There is also a thread at World of Spectrum discussing this modification.

Again, to show the effect of the mod, and to highlight the difference in quality between composite video and S-video, I made a video of the new Phantis loading screen. This video was made on an Issue 4S Spectrum + which had single transistor composite video fitted.

S-video modification for 16K/48K Spectrum

It is also possible to modify 16K/48K Spectrums and Spectrum + machines for S-video output. This requires an extra connector on the case since S-video is a two signal system. This video shows an Issue Two Spectrum in a Transform keyboard case (with the top off) with an S-video modification.

Again, there is a thread at World of Spectrum discussing this modification.

And here is the new Phantis loading screen on that S-video modified Issue Two Spectrum.

Further technical information

The Spectrum has a 14 MHz ULA clock (which is divided by two to make the dot clock) and a 4.43MHz colour clock as is typical for PAL.

There are 448 dots per line which gives an exact 64 microsecond line, 15.625kHz line frequency.

The PAL system by design has just over 283.75 colour clocks per line. If it were exactly 283.75 the colour frequency would be 4433593.75 Hz but it has 25 Hz added to this so the actual figure is 4433618.75 Hz. (283.7516 colour clocks per line)

A true PAL display (known as coherent PAL) is interlaced and has 625 lines over the course of two television fields or one frame. Over the course of eight fields or four frames (2500 lines) there is an integer number of colour clocks (283.7516*2500 = 709379) and so the interference pattern caused by the colour dots repeats after eight fields - PAL has an eight field sequence.

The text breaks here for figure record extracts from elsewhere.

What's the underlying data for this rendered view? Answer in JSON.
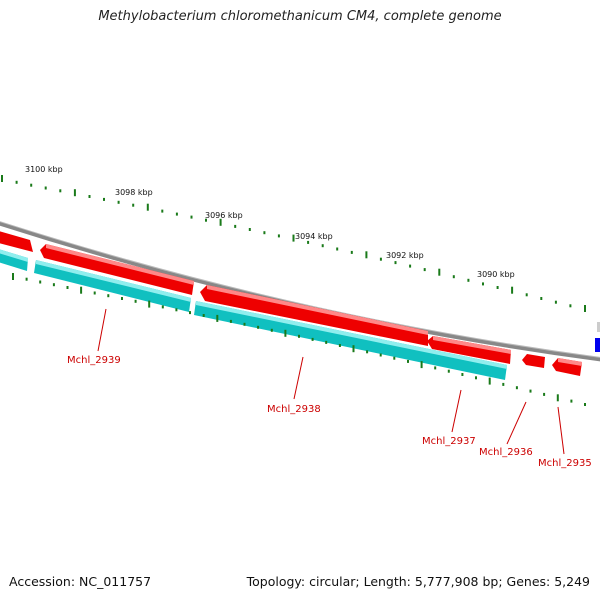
{
  "title": "Methylobacterium chloromethanicum CM4, complete genome",
  "footer": {
    "accession": "Accession: NC_011757",
    "summary": "Topology: circular; Length: 5,777,908 bp; Genes: 5,249"
  },
  "scale_labels": [
    "3100 kbp",
    "3098 kbp",
    "3096 kbp",
    "3094 kbp",
    "3092 kbp",
    "3090 kbp"
  ],
  "genes": [
    {
      "name": "Mchl_2939"
    },
    {
      "name": "Mchl_2938"
    },
    {
      "name": "Mchl_2937"
    },
    {
      "name": "Mchl_2936"
    },
    {
      "name": "Mchl_2935"
    }
  ],
  "colors": {
    "cds": "#ee0000",
    "cds_highlight": "#ff7777",
    "gene": "#10c0c0",
    "gene_highlight": "#90eeee",
    "backbone": "#888888",
    "ticks": "#1a7a1a",
    "label": "#cc0000",
    "marker": "#0000ee"
  }
}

However the ZX Spectrum ULA display is not interlaced and has 312 lines per progressive frame. This has a much, much longer sequence length - so even if the two clocks were derived from the same source (which they are not in the Spectrum circuit - there are two crystals) there would still be an interference pattern which has a very long cycle length - what we see as dot crawl.

In fact the Spectrum has a 625 progressive frame sequence, assuming the two crystals are generating their exact frequencies, which lasts 12.48 seconds.

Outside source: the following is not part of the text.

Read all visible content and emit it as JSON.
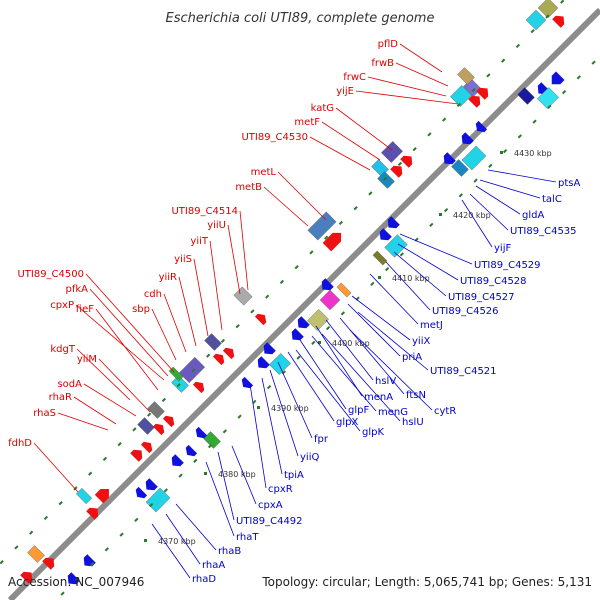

The two crystals don't generate the exact frequencies in practice, in fact they drift due to temperature, voltage, power consumption and so on, and most importantly they drift relative to each other. So the colour interference patterns (dot crawl) on a Spectrum vary in unpredictable ways.

If the PAL colour system had exactly 283.75 colour cycles per line instead of 283.7516, then the Spectrum would have an integer number of colour cycles in each 312 line progressive frame (283.75*312 = 88530) and there would be no dot crawl. The colour pattern would have a single progressive frame sequence.

You can achieve a similar thing on the Spectrum by slightly increasing the ULA clock frequency which is divided by two to produce the dot clock. If you increase it by 283.7516/283.75 this produces a line frequency of 15625.08810572687 Hz and a dot clock of 7000039.471365639 Hz. The ULA now produces slightly shorter lines which have exactly 283.75 colour clocks per line and the colour pattern has a single 312 line frame sequence.

The Spectrum 128 ULA has 456 dots per line and 285 colour cycles per line because its dot clock and colour clock are in the ratio 4:2.5 and the line frequency was made slightly lower (and out of true PAL spec) to allow this. It has a two progressive frame sequence because of the V switch - since there are 311 lines per progressive frame it takes two progressive frames to repeat the colour dot pattern. The PAL R-Y +/- switch alternates every line, and because there is an odd number of lines per frame (311) this causes the overall dot pattern to have a 2 frame sequence. This is why the dot pattern in a 128K Spectrum display has a very fast 25.01054 Hz flicker rate.